Intendiamoci, il club non rischia nulla: non fallirà e troverà una nuova proprietà quando (e se) Yonghong Li farà un passo indietro; il club è l’unico asset a garanzia dei 303 milioni prestati da Elliott e per questo verrà protetto ad ogni costo.
E’ però paradossale che a un anno di distanza dal closing tutti sia ancora avvolto nel mistero.
Anche per questo chi rischia davvero è l’attuale dirigenza: con un cambio di proprietà, molto probabilmente, la prima testa a cadere sarebbe quella di Fassone. Elliott guiderebbe una fase di transizione chiamando un manager di sua fiducia.
Anche per questo il dirigente piemontese si sta dannando l’anima alla ricerca di qualcuno che rifinanzi il debito di Yonghong Li: una missione tutta in salita dopo che – come ha riportato La Stampa – alcuni manager delle più importanti banche d’affari hanno definito lo sconosciuto imprenditore cinese non credibile per “motivi reputazionali”.

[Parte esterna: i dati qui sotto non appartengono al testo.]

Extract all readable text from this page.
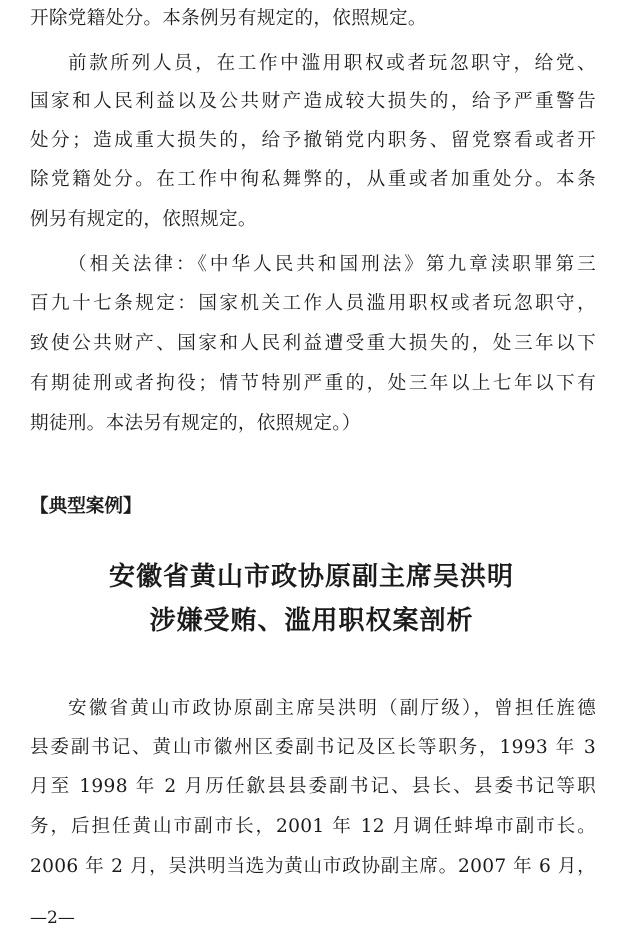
开除党籍处分。本条例另有规定的，依照规定。
前款所列人员，在工作中滥用职权或者玩忽职守，给党、
国家和人民利益以及公共财产造成较大损失的，给予严重警告
处分；造成重大损失的，给予撤销党内职务、留党察看或者开
除党籍处分。在工作中徇私舞弊的，从重或者加重处分。本条
例另有规定的，依照规定。
（相关法律：《中华人民共和国刑法》第九章渎职罪第三
百九十七条规定：国家机关工作人员滥用职权或者玩忽职守，
致使公共财产、国家和人民利益遭受重大损失的，处三年以下
有期徒刑或者拘役；情节特别严重的，处三年以上七年以下有
期徒刑。本法另有规定的，依照规定。）
【典型案例】
安徽省黄山市政协原副主席吴洪明
涉嫌受贿、滥用职权案剖析
安徽省黄山市政协原副主席吴洪明（副厅级），曾担任旌德
县委副书记、黄山市徽州区委副书记及区长等职务，1993 年 3
月至 1998 年 2 月历任歙县县委副书记、县长、县委书记等职
务，后担任黄山市副市长，2001 年 12 月调任蚌埠市副市长。
2006 年 2 月，吴洪明当选为黄山市政协副主席。2007 年 6 月，
—2—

In un contesto normale Fassone si occuperebbe solo di rifinanziare il Milan – operazione per la quale c’è la fila davanti alla sede -, ma la lontananza dalla vicenda dell’azionista spiega l’attivismo del manager a favore della controllante.
Fassone ripete che non c’è alcun problema, eppure è stato il cda del Milan ha chiedere a Yonghong Li di anticipare i versamenti necessari all’aumento di capitale.
Una mossa che ha destabilizzato il mercato, ma con la quale il manager cerca – probabilmente – di prendere le distanze dalla proprietà per giocarsi un ruolo in futuro (se c’è piena fiducia nell’azionista perché chiedere un anticipo quando sono note le difficoltà con cui i soldi arrivano al Milan?).
Di certo Fassone è uno dei tanti, insieme agli advisor, che non si è mai preoccupato di verificare la reale capienza di Yonghong Li, anzi: nei mesi caldi dell’operazione raccontava che fosse un ricco miliardario anziché un semplice collettore di fondi.
Per settimane ha lasciato credere che il governo di Pechino fosse coinvolto nell’operazione Milan, quando al fianco di Li c’era solo Haixia, piccolo fondo della provincia di Fujian e nel cda siede Xu Renshuo, legato ad Hainan (società invisa al governo). E ancora, nel curriculum di Li pubblicato dal Milan – quindi supervisionato da Fassone – si legge che è “il socio di maggioranza della Guizhou Fuquan Group, proprietaria della più grande miniera di fosforo cinese.
Il Gruppo si occupa principalmente di estrazione, lavorazione e vendita di prodotti di fosforo. È stata premiata come ‘China Top Brand’ e ‘Product Exempted from Quality Surveillance Inspection’. La miniera ha una riserva di circa 200 milioni di tonnellate e una produzione di approssimativamente 3 milioni di tonnellate all’anno”.
La miniera, però, non esiste. O meglio, non è di Li.
Fassone, nel segno della trasparenza, tace, così come ha scelto la strada del silenzio dopo che la Procura di Milano ha aperto un fascicolo contro ignoti sulla vendita del Milan, ipotizzando che ci sia stato un riciclaggio di denaro.